3. Thanks Mom and Dad for your message and sorry I haven't been able to contact you sooner. I miss you!

4. I am going to try to get a cell phone soon so you'll be able to call or text me. Will keep you posted.

Anyway, I am late for class so I'm signing off. Twenty five words or less, my experience so far: I introduced my host family to peanut butter last night (they loved it) and I found out that the black crunchy things in the honey we've been eating are bees. I have no electricity or running water so I'm getting good at
using kerosene lamps (thanks Zafar for all the LED flashlights!!) and scaring the cucarachas back into the hole in the choo (choo=pit latrine in Swahili). My new name in the local dialect (Kikamba) is Mutanu. It means Happy Girl.

Hope all is well back in the U.S. I miss everyone! Write me write me write me - snail mail.

Thursday, June 02, 2005

Malaria is a Very Bad Sick

("Malaria is a Very Bad Sick" is a song kids in Cameroon learn in school)

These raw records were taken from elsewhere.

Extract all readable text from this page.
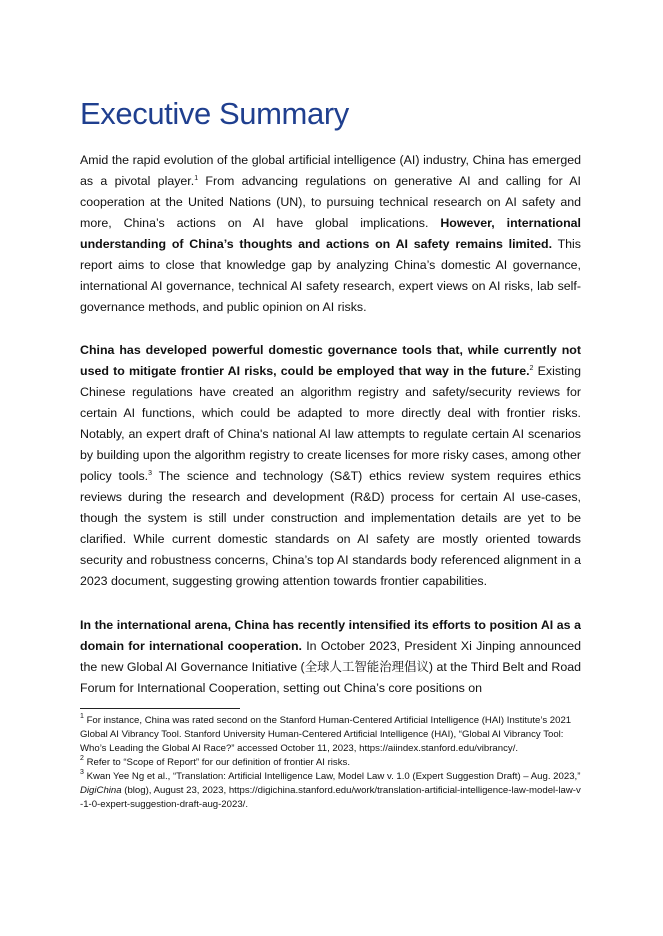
Executive Summary

Amid the rapid evolution of the global artificial intelligence (AI) industry, China has emerged as a pivotal player.$^1$ From advancing regulations on generative AI and calling for AI cooperation at the United Nations (UN), to pursuing technical research on AI safety and more, China’s actions on AI have global implications. However, international understanding of China’s thoughts and actions on AI safety remains limited. This report aims to close that knowledge gap by analyzing China’s domestic AI governance, international AI governance, technical AI safety research, expert views on AI risks, lab self-governance methods, and public opinion on AI risks.

China has developed powerful domestic governance tools that, while currently not used to mitigate frontier AI risks, could be employed that way in the future.$^2$ Existing Chinese regulations have created an algorithm registry and safety/security reviews for certain AI functions, which could be adapted to more directly deal with frontier risks. Notably, an expert draft of China's national AI law attempts to regulate certain AI scenarios by building upon the algorithm registry to create licenses for more risky cases, among other policy tools.$^3$ The science and technology (S&T) ethics review system requires ethics reviews during the research and development (R&D) process for certain AI use-cases, though the system is still under construction and implementation details are yet to be clarified. While current domestic standards on AI safety are mostly oriented towards security and robustness concerns, China’s top AI standards body referenced alignment in a 2023 document, suggesting growing attention towards frontier capabilities.

In the international arena, China has recently intensified its efforts to position AI as a domain for international cooperation. In October 2023, President Xi Jinping announced the new Global AI Governance Initiative (全球人工智能治理倡议) at the Third Belt and Road Forum for International Cooperation, setting out China’s core positions on

$^1$ For instance, China was rated second on the Stanford Human-Centered Artificial Intelligence (HAI) Institute’s 2021 Global AI Vibrancy Tool. Stanford University Human-Centered Artificial Intelligence (HAI), “Global AI Vibrancy Tool: Who’s Leading the Global AI Race?” accessed October 11, 2023, https://aiindex.stanford.edu/vibrancy/.

$^2$ Refer to “Scope of Report” for our definition of frontier AI risks.

$^3$ Kwan Yee Ng et al., “Translation: Artificial Intelligence Law, Model Law v. 1.0 (Expert Suggestion Draft) – Aug. 2023,” DigiChina (blog), August 23, 2023, https://digichina.stanford.edu/work/translation-artificial-intelligence-law-model-law-v-1-0-expert-suggestion-draft-aug-2023/.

Today was the first ful day living with a host family, and you'll be happy to know that I've done nothing to diminish the stereotype of the incompetent American. I took my first bucket bath today, to the amusement of my host parents and later, the whole neighborhood. Apparently you are not supposed to dump the bathwater over your head and let it cascade down your body as the grand rinsing finale. Normally one's whole neighborhood wouldn't know all about one's bathing incompetence except that the bathroom is right next to the kitchen which is next to my parents' bedroom, and then my baba hosted a nine-hour meeting in front of the house, during which everyone basically talked about the mzungu and stared at me. At one point there were about eight adults and 15 kids watching the mzungu sit in a chair. Later they watched the mzungu wash the dishes. ("Do you know how to wash dishes?" -"Yes." -"With your hands?") Later they watched the mzungu put on a flip-flop to show that she knew to put the thong part between her first and second toe. Later mzungu Amber and mzungu Shinita came over and everyone watched the wazungu (more than one mzungu=wazungu) talk to each other.

So it is day two and the homestay experience still has the freshness of day two of camping. People and kids walked for miles to come over to our house to meet the mzungu. Nearly everyone can speak to me in English, and the one that don't are mainly limited by their shyness. Well, actually they are limited by my incompetence in Swahili. The first thing they always ask is, "Are there poor people in America?" And when I say yes, they don't believe me. So after the fifth time I say yes, they say, "Oh, I thought everyone in America was a billionaire."

My homestay brother asked if people in rural America farm their land. I said some do, but most farmland now is owned by big corporations that use machines to do the work. He said that since American kids don't have to stay at home to help with the chores like in Kenya, that all American kids must be so smart and well-educated. HA! Laziness is a difficult concept to explain to people in a country where kids say "no" if you ask whether they're happy that today is a school holiday. I said, "Some kids don't want to study, instead they go to parties or get into trouble." My brother just looked confused. Kids here are really obedient and so far I have yet to see one cry.

Wednesday, June 01, 2005

Under the Mosquito Net

Habari gani from Kitui, Kenya! Tonight is the first night of homestay, which means that for the first time I'm not staying in luxurious Peace Corps subsidized accommodations. I'm staying with a lovely Kenyan family who has graciously offered to let a crazy and stupid American crash in their home for ten weeks. It has been a little under a week and I used my first African squat toilet ten minutes ago. Host families are from the Kenyan middle class, so even my homestay accommodations are quite cushy (although my family only owns one knife). This family's choo (pit latrine) actually has a thin piece of rope hanging from the window (the choo has a window!) so you can hold on while you "help yourself," - Kenyinglish for using the loo. also Kenyan are the terms "short call" - to pee - and "long call" - to poop.

My homestay baba is a mason so his home is particularly nice, a cement structure gleaming among his neighbors' mud huts. So far I'm the local celebrity in my neck of the village, and everywhere I go there are always 20 kids following me and touching my hair. The first Swahili word I learned, of course, was mzungu - white person. They call all foreigners mzungu, including Black Americans. So right now I can't tell if everyone actually thinks I'm white or if they don't have enough Asians in Kenya to come up with a racial slur for us yet. Either way, my Swahili won't be good enough to explain Pacific rim immigration to America for awhile, so they will have to think whatever they think for now.

So far we have had some basic culture, language and health/safety training, but the intensive technical training for our jobs begins on Thursday. My baba and one of my brothers borht speak more English than I speak Swahili, but I think we'll be mostly smiling and nodding at each other for at least another week.

Anyway, the Peace Corps has eased us into Kenyan life so gradually that I've felt very little culture shock so far. The biggest changes I've had to get used to are being around religious people, being around people who are more reserved than me (more reserved than ME!) and having to pretend that underwear doesn't exist. In orther words, you can't hang underwear outside to dry, they must hang in your room...and if you have someone else do your laundry, you never give them your underwear to wash because they'll return them to you hidden - and unwashed - among the rest of your clean clothes. I do have a bit of Peace Corps paranoia after those health and safety sessions though...every itch feels like scabies, every matau (public transport minibuses) is a rusty death trap full of passengers carrying TB, every mostquito is carrying malaria, every kid who shakes my hand just wiped his ass with it, every dog has rabies, and everyone in Nairobi is waiting to rob you.